Rz. 149

Die neue Gesetzessystematik verlangt, dass gegenüber dem bisherigen Recht nicht nur die Verschuldensformen des Vorsatzes, der groben sowie der einfachen Fahrlässigkeit voneinander abzugrenzen sind, was im Einzelfall bereits zu erheblichen Abgrenzungsschwierigkeiten geführt hat. Nunmehr ist innerhalb des Bereichs der groben Fahrlässigkeit weiter nach der "Schwere des Verschuldens" zu differenzieren, um die Quote der Leistungskürzung festzulegen.

 

Rz. 150

Künftig wird es daher innerhalb der groben Fahrlässigkeit ein Spektrum von der – nahe am Grenzbereich zur einfachen Fahrlässigkeit liegenden – "leichten" groben Fahrlässigkeit (mit geringer Leistungskürzung) bis hin zur – nahe am Grenzbereich zum bedingten Vorsatz liegenden – "schweren" groben Fahrlässigkeit (mit hoher Leistungskürzung) geben. Die damit zusammenhängenden Abgrenzungsschwierigkeiten liegen auf der Hand, war doch bereits die bisherige Dreiteilung im Einzelfall alles andere als einfach vorzunehmen.

 

Rz. 151

Felsch (r+s 2007, 485 ff.) geht mit dem Bild einer Waagschale davon aus, dass bei Vorliegen der Voraussetzungen der Leistungskürzung dem Grunde nach bei der Schwere des Verschuldens zunächst von einer "mittleren" groben Fahrlässigkeit und folglich einer "Grundquote" der Leistungskürzung von 50 % auszugehen sei.

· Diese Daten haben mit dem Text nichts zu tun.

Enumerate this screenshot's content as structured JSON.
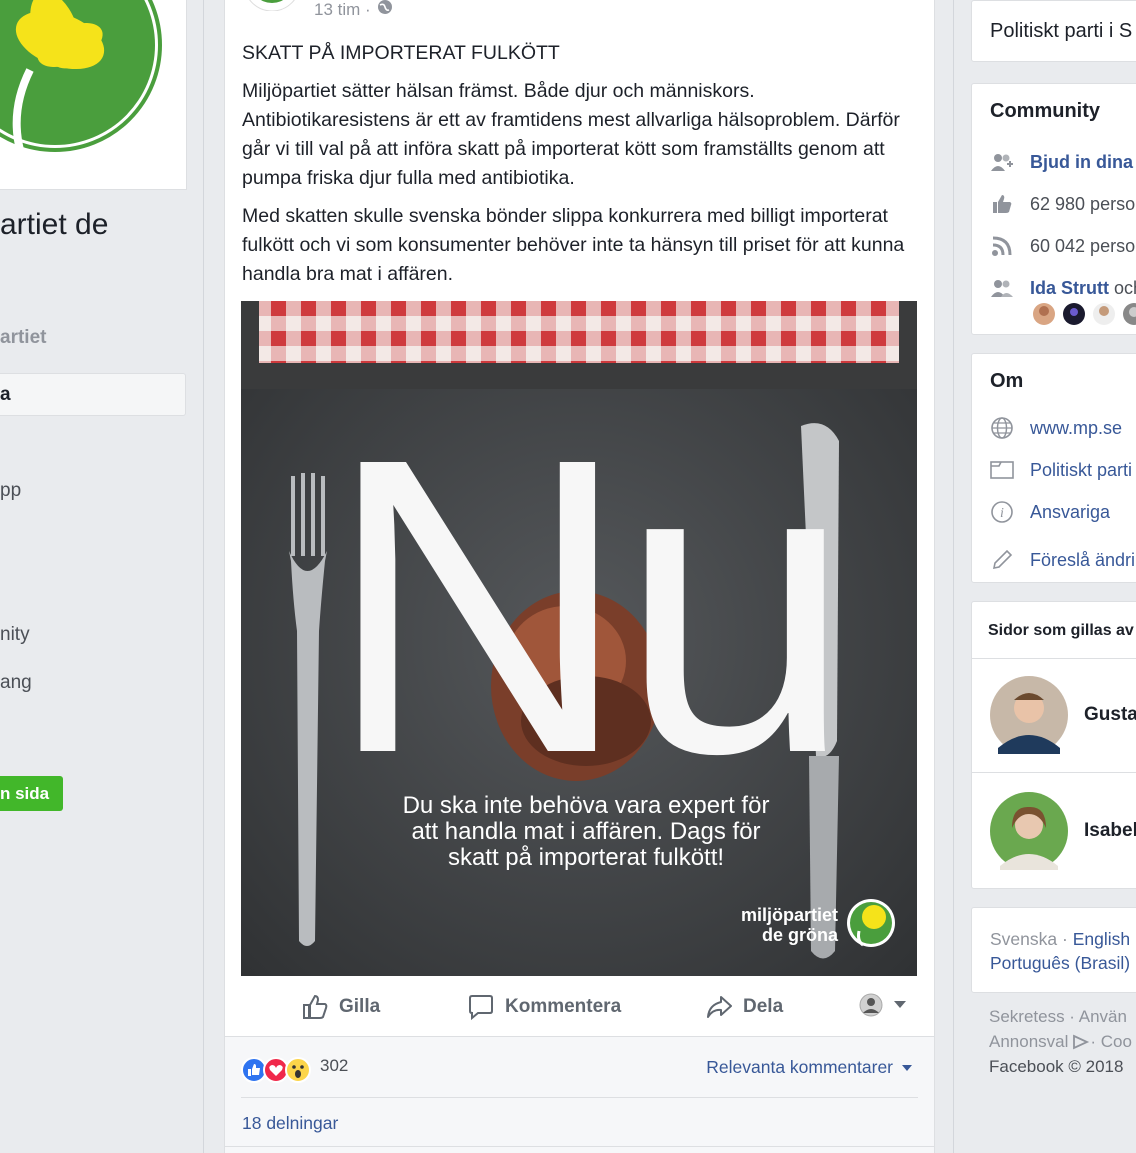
{
  "left": {
    "page_name_partial": "artiet de",
    "username_partial": "artiet",
    "nav_active_partial": "a",
    "nav_items": [
      "pp",
      "nity",
      "ang"
    ],
    "create_page_partial": "n sida"
  },
  "post": {
    "time": "13 tim ·",
    "title": "SKATT PÅ IMPORTERAT FULKÖTT",
    "paragraphs": [
      "Miljöpartiet sätter hälsan främst. Både djur och människors. Antibiotikaresistens är ett av framtidens mest allvarliga hälsoproblem. Därför går vi till val på att införa skatt på importerat kött som framställts genom att pumpa friska djur fulla med antibiotika.",
      "Med skatten skulle svenska bönder slippa konkurrera med billigt importerat fulkött och vi som konsumenter behöver inte ta hänsyn till priset för att kunna handla bra mat i affären."
    ],
    "image": {
      "big_text": "Nu",
      "caption_lines": [
        "Du ska inte behöva vara expert för",
        "att handla mat i affären. Dags för",
        "skatt på importerat fulkött!"
      ],
      "logo_lines": [
        "miljöpartiet",
        "de gröna"
      ]
    },
    "actions": {
      "like": "Gilla",
      "comment": "Kommentera",
      "share": "Dela"
    },
    "reaction_count": "302",
    "relevant_comments": "Relevanta kommentarer",
    "shares": "18 delningar"
  },
  "right": {
    "category_partial": "Politiskt parti i S",
    "community": {
      "title": "Community",
      "invite": "Bjud in dina",
      "likes": "62 980 perso",
      "follows": "60 042 perso",
      "friend": "Ida Strutt",
      "friend_suffix": " och"
    },
    "about": {
      "title": "Om",
      "website": "www.mp.se",
      "category": "Politiskt parti",
      "responsible": "Ansvariga",
      "suggest": "Föreslå ändri"
    },
    "liked_pages": {
      "title": "Sidor som gillas av",
      "pages": [
        "Gusta",
        "Isabel"
      ]
    },
    "languages": {
      "current": "Svenska",
      "sep": " · ",
      "english": "English",
      "portuguese": "Português (Brasil)"
    },
    "footer": {
      "line1": "Sekretess · Använ",
      "line2": "Annonsval",
      "line2_suffix": " · Coo",
      "copyright": "Facebook © 2018"
    }
  },
  "colors": {
    "link": "#385898",
    "green_button": "#42b72a",
    "mp_green": "#4a9e3d",
    "dandelion_yellow": "#f5e31a"
  }
}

Versicherer und Versicherungsnehmer hätten sodann innerhalb des Bereichs der groben Fahrlässigkeit jeweils für sie günstige Umstände vorzutragen und ggf. zu beweisen, um die Quote in ihrem Sinne zu beeinflussen.

 

Rz. 152

Danach müsste der Versicherungsnehmer Tatsachen vortragen und ggf. beweisen, die für eine "leichtere" grobe Fahrlässigkeit – mit der Folge einer geringeren Leistungskürzung als 50 % – sprechen, der Versicherer hingegen Umstände, welche eine "schwerere grobe Fahrlässigkeit" – mit der Folge einer höheren Leistungskürzung als 50 % – begründen (HK-VVG-Felsch, § 28 Rn 169ff.; Langheid, NJW 2007, 3665; Grote/Schneider, BB 2007, 2689; LG Hannover VersR 2011, 122).

 

Rz. 153

Demgegenüber wird zu Recht darauf hingewiesen, dass nach der Gesetzesbegründung für das Verschuldensmaß, nach dem sich im Fall grober Fahrlässigkeit der Umfang der Leistungspflicht bestimmt, der Versicherer beweispflichtig ist (BReg., BT-Drucks 16/3945, S. 69; Langheid/Rixecker, VVG, 6. A. 2019, § 28 Rn 89; Prölss/Martin-Armbrüster, VVG, § 28 Rn 237; OLG Saarbrücken zfs 2011, 211; OLG Düsseldorf VersR 2011, 1388; LG Nürnberg-Fürth, VersR 2010, 1635; LG Dortmund VersR 2010, 1594; LG Nürnberg-Fürth VersR 2010, 1635; vgl. Burmann/Heß/Höke/Stahl, S. 81 Rn 247; so auch "Goslarer Orientierungsrahmen", zfs 2010, 12). Diese Klarstellung in der Gesetzesbegründung ist lediglich deklaratorischer Natur, denn sie entspricht der aufgrund der Gesetzesformulierung ohnehin geltenden prozessualen Grundregel, wonach der Versicherer die konkrete "Schwere des Verschuldens" als ihm günstige Voraussetzung der Leistungskürzung zu beweisen hat.

 

Rz. 154

 

Hinweis

Die Annahme einer – aus praktischen Gründen zwar verständlichen – Grundquote von 50 % ist daher abzulehnen. Vielmehr hat der Versicherer – trotz der gesetzlichen Vermutung grober Fahrlässigkeit bei objektiver Obliegenheitsverletzung – innerhalb des Bereichs der groben Fahrlässigkeit jegliches Verschuldensmaß als Voraussetzung seiner Leistungskürzung zu beweisen.

 

Weiterer Hinweis

Im Falle des Regresses in der KH-Versicherung trägt der Versicherer ohnehin die volle Beweislast für sämtliche Voraussetzungen der Leistungsfreiheit (vgl. dazu Rdn 109 ff.) und damit selbst dann für jegliches Verschuldensmaß innerhalb der groben Fahrlässigkeit, wenn grundsätzlich der Auffassung gefolgt wird, wonach beweismäßig von einer "Grundquote" von 50 % auszugehen ist.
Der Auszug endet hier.